Here is my experience with an exercise to make Galaxy utilize a multi-core / multi-processor environment of our server. Our setup is an Azure 16-cpu machine, which contains the latest release of Galaxy (17.05). My goal was to enable multithreading for the mapping tools such as RNA-STAR and TopHat (and any other ones that support multithreading).
I thought that must be easy, here is what the rg_rnaStar.xml tells us:
…
STAR
--runThreadN \${GALAXY_SLOTS:-4}
…
Where is the GALAXY_SLOTS defined? The galaxyproject.org explains: “In all cases you need to include a parameter on your job_conf.xml that specifies the number of processes to be used for a given destination. If correctly defined your [sic] should see your GALAXY_SLOTS variable contain the specified value.”
- Looking for job_conf.xml. Not there. Found job_conf.xml.sample_basic and job_conf.xml.sample_advanced
- Somewhere it was written that job_conf.xml is not necessary. Without that file, Galaxy will spawn jobs assuming a uniprocessor machine.
- The job_conf.xml.sample_advanced looks complicated; it must be the right one!
- cp job_conf.xml.sample_advanced job_conf.xml
- Restart Galaxy.
- Tying to start RNA-STAR. Nothing’s happening.
- rm job_conf.xml, restart Galaxy.
- Starting RNA-STAR, working fine but clearly only 1 CPU is used.
- Let’s try cp job_conf.xml.sample_basic job_conf.xml, restart Galaxy
- Starting RNA-STAR, working fine but clearly only 1 CPU is used.
- More googling, discover more folks are asking the same question, how to set up the GALAXY_SLOTS variable? Lots of comments on SLURM, DRM. Irrelevant for me.
- Someone named “Galactic engineer” made a post “Using GALAXY_SLOTS with multithreaded Galaxy tools”, which refers to “Running Galaxy Tools on a Cluster” on galaxyproject.org
- All right, it seems simple: add a line < param id="local_slots" > 16 < / param > to job_conf.xml
- vi job_conf.xml, line aged, galaxy restarted.

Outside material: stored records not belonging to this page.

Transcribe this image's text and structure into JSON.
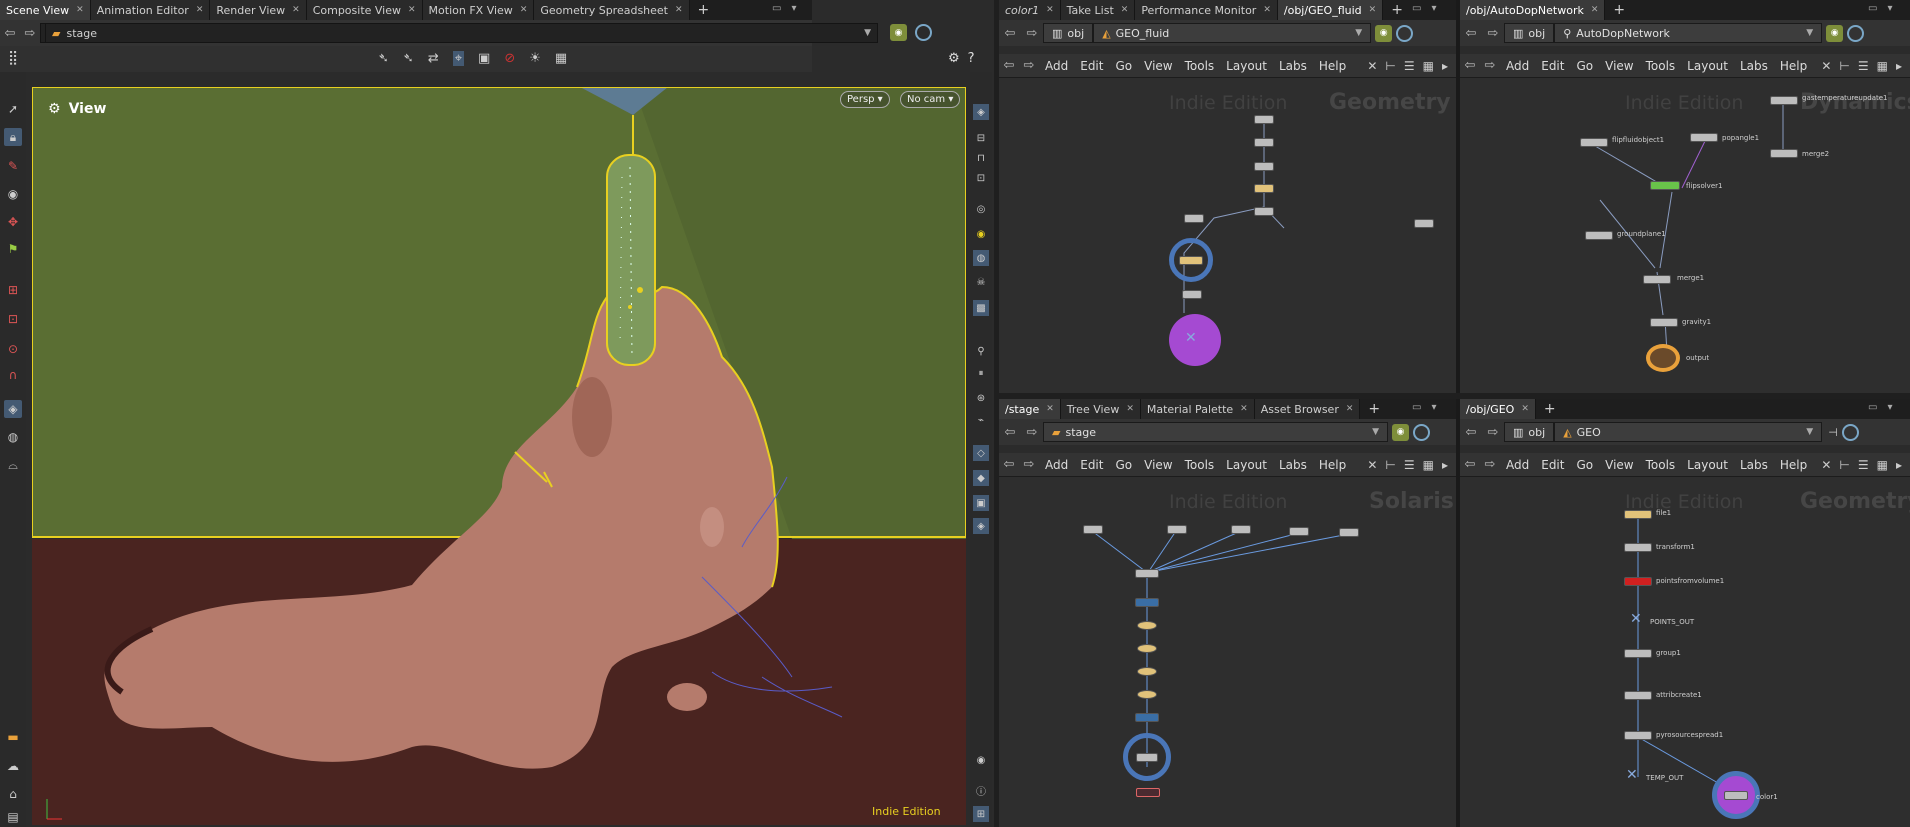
{
  "scene_tabs": [
    "Scene View",
    "Animation Editor",
    "Render View",
    "Composite View",
    "Motion FX View",
    "Geometry Spreadsheet"
  ],
  "scene_path": "stage",
  "viewport": {
    "title": "View",
    "camera_mode": "Persp",
    "camera": "No cam",
    "edition": "Indie Edition"
  },
  "panes": {
    "geo_fluid": {
      "tabs": [
        "color1",
        "Take List",
        "Performance Monitor",
        "/obj/GEO_fluid"
      ],
      "crumb_root": "obj",
      "crumb_node": "GEO_fluid",
      "watermark_edition": "Indie Edition",
      "watermark_context": "Geometry"
    },
    "autodop": {
      "tabs": [
        "/obj/AutoDopNetwork"
      ],
      "crumb_root": "obj",
      "crumb_node": "AutoDopNetwork",
      "watermark_edition": "Indie Edition",
      "watermark_context": "Dynamics",
      "nodes": {
        "flip": "flipfluidobject1",
        "popangle": "popangle1",
        "merge2": "merge2",
        "gasupdate": "gastemperatureupdate1",
        "solver": "flipsolver1",
        "ground": "groundplane1",
        "merge1": "merge1",
        "gravity": "gravity1",
        "output": "output"
      }
    },
    "stage": {
      "tabs": [
        "/stage",
        "Tree View",
        "Material Palette",
        "Asset Browser"
      ],
      "crumb_node": "stage",
      "watermark_edition": "Indie Edition",
      "watermark_context": "Solaris"
    },
    "geo": {
      "tabs": [
        "/obj/GEO"
      ],
      "crumb_root": "obj",
      "crumb_node": "GEO",
      "watermark_edition": "Indie Edition",
      "watermark_context": "Geometry",
      "nodes": {
        "file": "file1",
        "transform": "transform1",
        "pts": "pointsfromvolume1",
        "points_out": "POINTS_OUT",
        "group": "group1",
        "attr": "attribcreate1",
        "pyro": "pyrosourcespread1",
        "temp_out": "TEMP_OUT",
        "color": "color1"
      }
    }
  },
  "menus": [
    "Add",
    "Edit",
    "Go",
    "View",
    "Tools",
    "Layout",
    "Labs",
    "Help"
  ],
  "colors": {
    "backwall": "#5a6e33",
    "floor": "#4a2420",
    "fluid": "#b57b6c",
    "selection": "#e8d020",
    "node_ring": "#4a76b8",
    "output_node": "#a54ad2"
  }
}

- RNA-Star is still on one CPU. ARGGHHHHH!
- grep -r -i --include=*.sh 'GALAXY_SLOTS' ./
- It must be this one: …./lib/galaxy/jobs/runners/util/job_script/CLUSTER_SLOTS_STATEMENT.sh
- Edit, put 16 to explicitly set GALAXY_SLOTS, restart Galaxy
- RNA-Star is still on one CPU. ARGGHHHHH!
- Revert …STATEMENT.sh to what it was.
- Found another “statement”: …./.venv/lib/python2.7/site-packages/pulsar/managers/util/job_script/CLUSTER_SLOTS_STATEMENT.sh
- Edit, restart, RNA-STAR still on one CPU ARGGHHHHH!
- Revert …STATEMENT.sh to what it was. Lunch break. Frustration
- Another look at the job_conf.xml:
< destinations >
< destination id="local" runner="local" / >
< param id="local_slots" >16< / param >
< / destinations >
- What is that slash doing at the end after “local”? Looks like the tag is being closed
OK, how about removing the slash and adding a closing tag:
< destinations >
< destination id="local" runner="local" > < param id="local_slots" >16< / param > < / destination >
< / destinations >
Restart.
- Run RNA-STAR. All processors are busy!
- TopHat – all processors are busy.
- Exhausted, but happy…
:-)
Great post. I've had similar issues with SLURM on docker galaxy which are only partially resolved.